Sonia Gandhi, who is also UPA Chairperson, has made a strong pitch for providing 35 kg of cereals at Rs 3 per kg each month to the poor in a letter to Prime Minister Manmohan Singh.
She has asked Singh to fulfil the party's poll promise of enacting such a law and has even provided broad outlines of the proposed legislation in the letter.
This is perhaps her first letter to the Prime Minister after the UPA headed by her came to power for a second time in a row last month.
Sonia Gandhi has told Manmohan Singh that the food security act was one of the most prominent and important commitments made by the party in the just-concluded Lok Sabha elections.

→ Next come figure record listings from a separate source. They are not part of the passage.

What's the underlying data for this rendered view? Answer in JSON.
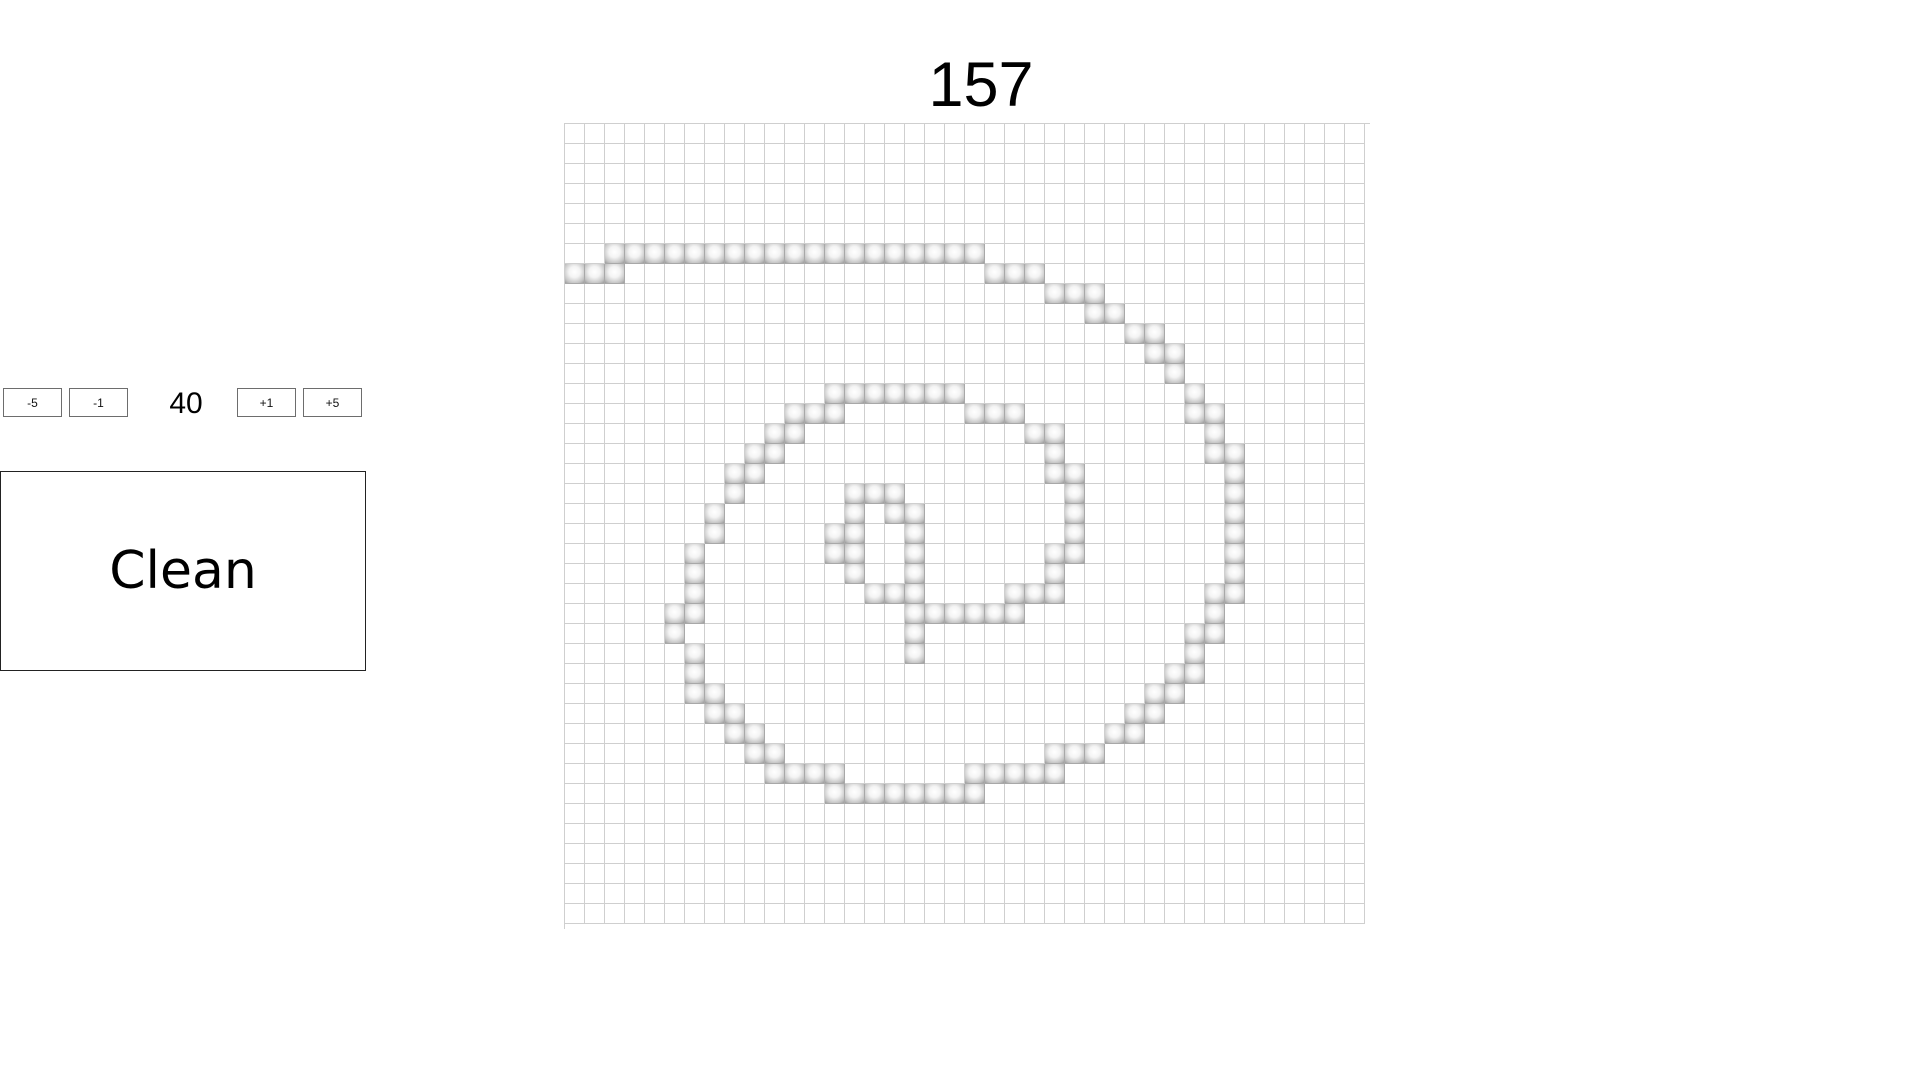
{
  "counter": "157",
  "controls": {
    "minus5_label": "-5",
    "minus1_label": "-1",
    "size_value": "40",
    "plus1_label": "+1",
    "plus5_label": "+5"
  },
  "clean_label": "Clean",
  "grid": {
    "size": 40,
    "on_color": "#bdbdbd",
    "line_color": "#cfcfcf",
    "filled_cells": [
      [
        6,
        2
      ],
      [
        6,
        3
      ],
      [
        6,
        4
      ],
      [
        6,
        5
      ],
      [
        6,
        6
      ],
      [
        6,
        7
      ],
      [
        6,
        8
      ],
      [
        6,
        9
      ],
      [
        6,
        10
      ],
      [
        6,
        11
      ],
      [
        6,
        12
      ],
      [
        6,
        13
      ],
      [
        6,
        14
      ],
      [
        6,
        15
      ],
      [
        6,
        16
      ],
      [
        6,
        17
      ],
      [
        6,
        18
      ],
      [
        6,
        19
      ],
      [
        6,
        20
      ],
      [
        7,
        0
      ],
      [
        7,
        1
      ],
      [
        7,
        2
      ],
      [
        7,
        21
      ],
      [
        7,
        22
      ],
      [
        7,
        23
      ],
      [
        8,
        24
      ],
      [
        8,
        25
      ],
      [
        8,
        26
      ],
      [
        9,
        26
      ],
      [
        9,
        27
      ],
      [
        10,
        28
      ],
      [
        10,
        29
      ],
      [
        11,
        29
      ],
      [
        11,
        30
      ],
      [
        12,
        30
      ],
      [
        13,
        31
      ],
      [
        13,
        13
      ],
      [
        13,
        14
      ],
      [
        13,
        15
      ],
      [
        13,
        16
      ],
      [
        13,
        17
      ],
      [
        13,
        18
      ],
      [
        13,
        19
      ],
      [
        14,
        11
      ],
      [
        14,
        12
      ],
      [
        14,
        13
      ],
      [
        14,
        20
      ],
      [
        14,
        21
      ],
      [
        14,
        22
      ],
      [
        14,
        31
      ],
      [
        14,
        32
      ],
      [
        15,
        10
      ],
      [
        15,
        11
      ],
      [
        15,
        23
      ],
      [
        15,
        24
      ],
      [
        15,
        32
      ],
      [
        16,
        9
      ],
      [
        16,
        10
      ],
      [
        16,
        24
      ],
      [
        16,
        32
      ],
      [
        16,
        33
      ],
      [
        17,
        8
      ],
      [
        17,
        9
      ],
      [
        17,
        24
      ],
      [
        17,
        25
      ],
      [
        17,
        33
      ],
      [
        18,
        8
      ],
      [
        18,
        25
      ],
      [
        18,
        33
      ],
      [
        18,
        14
      ],
      [
        18,
        15
      ],
      [
        18,
        16
      ],
      [
        19,
        7
      ],
      [
        19,
        25
      ],
      [
        19,
        33
      ],
      [
        19,
        14
      ],
      [
        19,
        16
      ],
      [
        19,
        17
      ],
      [
        20,
        7
      ],
      [
        20,
        25
      ],
      [
        20,
        33
      ],
      [
        20,
        13
      ],
      [
        20,
        14
      ],
      [
        20,
        17
      ],
      [
        21,
        6
      ],
      [
        21,
        24
      ],
      [
        21,
        25
      ],
      [
        21,
        33
      ],
      [
        21,
        13
      ],
      [
        21,
        14
      ],
      [
        21,
        17
      ],
      [
        22,
        6
      ],
      [
        22,
        24
      ],
      [
        22,
        33
      ],
      [
        22,
        14
      ],
      [
        22,
        17
      ],
      [
        23,
        6
      ],
      [
        23,
        22
      ],
      [
        23,
        23
      ],
      [
        23,
        24
      ],
      [
        23,
        32
      ],
      [
        23,
        33
      ],
      [
        23,
        15
      ],
      [
        23,
        16
      ],
      [
        23,
        17
      ],
      [
        24,
        5
      ],
      [
        24,
        6
      ],
      [
        24,
        21
      ],
      [
        24,
        22
      ],
      [
        24,
        32
      ],
      [
        24,
        17
      ],
      [
        24,
        18
      ],
      [
        24,
        19
      ],
      [
        24,
        20
      ],
      [
        25,
        5
      ],
      [
        25,
        31
      ],
      [
        25,
        32
      ],
      [
        25,
        17
      ],
      [
        26,
        6
      ],
      [
        26,
        31
      ],
      [
        26,
        17
      ],
      [
        27,
        6
      ],
      [
        27,
        30
      ],
      [
        27,
        31
      ],
      [
        28,
        6
      ],
      [
        28,
        7
      ],
      [
        28,
        29
      ],
      [
        28,
        30
      ],
      [
        29,
        7
      ],
      [
        29,
        8
      ],
      [
        29,
        28
      ],
      [
        29,
        29
      ],
      [
        30,
        8
      ],
      [
        30,
        9
      ],
      [
        30,
        27
      ],
      [
        30,
        28
      ],
      [
        31,
        9
      ],
      [
        31,
        10
      ],
      [
        31,
        24
      ],
      [
        31,
        25
      ],
      [
        31,
        26
      ],
      [
        32,
        10
      ],
      [
        32,
        11
      ],
      [
        32,
        12
      ],
      [
        32,
        13
      ],
      [
        32,
        20
      ],
      [
        32,
        21
      ],
      [
        32,
        22
      ],
      [
        32,
        23
      ],
      [
        32,
        24
      ],
      [
        33,
        13
      ],
      [
        33,
        14
      ],
      [
        33,
        15
      ],
      [
        33,
        16
      ],
      [
        33,
        17
      ],
      [
        33,
        18
      ],
      [
        33,
        19
      ],
      [
        33,
        20
      ]
    ]
  }
}
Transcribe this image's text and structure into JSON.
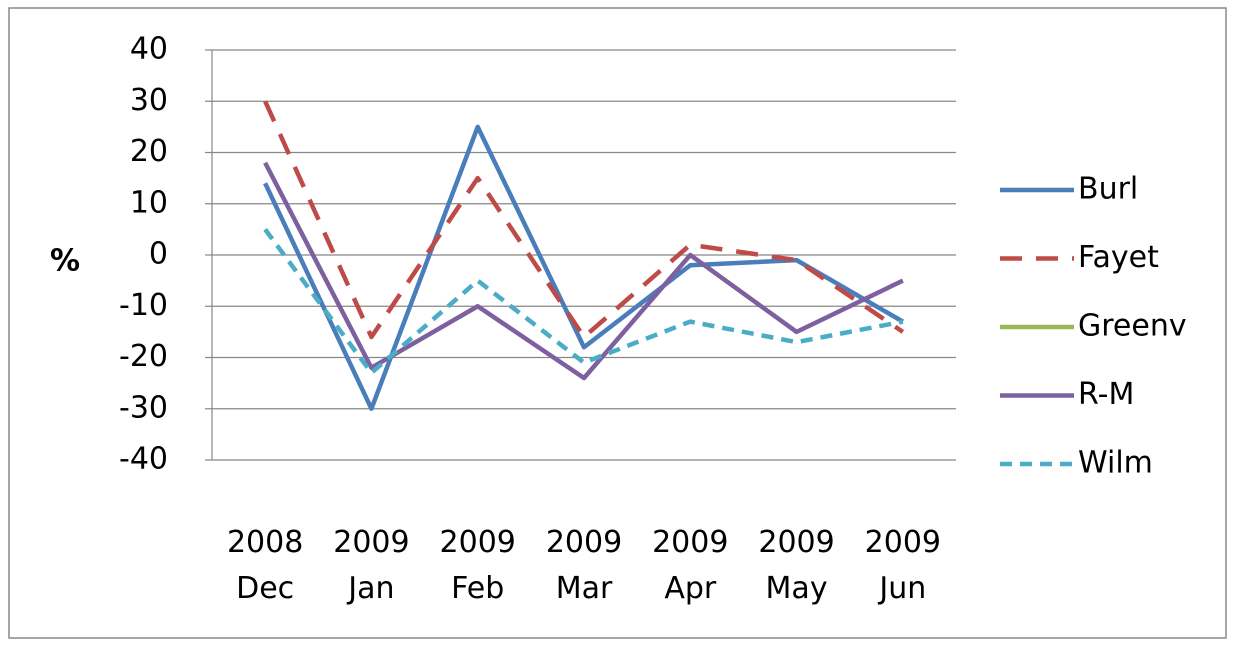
{
  "chart_data": {
    "type": "line",
    "y_label": "%",
    "categories": [
      "2008 Dec",
      "2009 Jan",
      "2009 Feb",
      "2009 Mar",
      "2009 Apr",
      "2009 May",
      "2009 Jun"
    ],
    "series": [
      {
        "name": "Burl",
        "color": "#4a7ebb",
        "dash": "solid",
        "values": [
          14,
          -30,
          25,
          -18,
          -2,
          -1,
          -13
        ]
      },
      {
        "name": "Fayet",
        "color": "#be4b48",
        "dash": "dashed",
        "values": [
          30,
          -16,
          15,
          -16,
          2,
          -1,
          -15
        ]
      },
      {
        "name": "Greenv",
        "color": "#98b954",
        "dash": "solid",
        "values": [
          null,
          null,
          null,
          null,
          null,
          null,
          null
        ]
      },
      {
        "name": "R-M",
        "color": "#7d60a0",
        "dash": "solid",
        "values": [
          18,
          -22,
          -10,
          -24,
          0,
          -15,
          -5
        ]
      },
      {
        "name": "Wilm",
        "color": "#4bacc6",
        "dash": "short",
        "values": [
          5,
          -23,
          -5,
          -21,
          -13,
          -17,
          -13
        ]
      }
    ],
    "ylim": [
      -40,
      40
    ],
    "yticks": [
      -40,
      -30,
      -20,
      -10,
      0,
      10,
      20,
      30,
      40
    ],
    "grid": true,
    "legend": "right"
  }
}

Information and Broadcasting Minister Ambika Soni said the party President has written to the Prime Minister about the broad parameters regarding the proposed act.
Sonia Gandhi had suggested expanding the scope of beneficiaries to include sections like women, handicapped and single parent apart from BPL cardholders.
In the party manifesto, Congress had promised to frame such an act to guarantee access to substantial quantity of food for all, particularly the most vulnerable sections of society.
Later, in the President's address to the joint sitting of Parliament, the Government had said it proposed to enact the law "that will provide statutory basis for a framework which assures food security to all."
The Government also said that the legislation will be used to bring about broader systemic reform in public distribution system.
While the party had promised that every family living below poverty line will be entitled, by law, to 25 kg of rice or wheat per month at Rs 3 per kg, Gandhi in her letter has asked for providing 35 kg of cereals at that rate to an expanded list of beneficiaries.
The beneficiaries include destitute and vulnerable households besides families below poverty line and those eligible under the Antyodaya Yojana.
The legislation also proposes issuing targeted photo identity cards to the needy after a country-wide survey for their identification.
There is also a provision for giving special ID cards to people affected by natural calamities and communal violence.
In order to streamline food supply to the needy, the the draft legislation moots full computerisation of Public Distribution System in states as well as vigil of the PDS through quarterly meetings between shop-owners and representatives of the local bodies.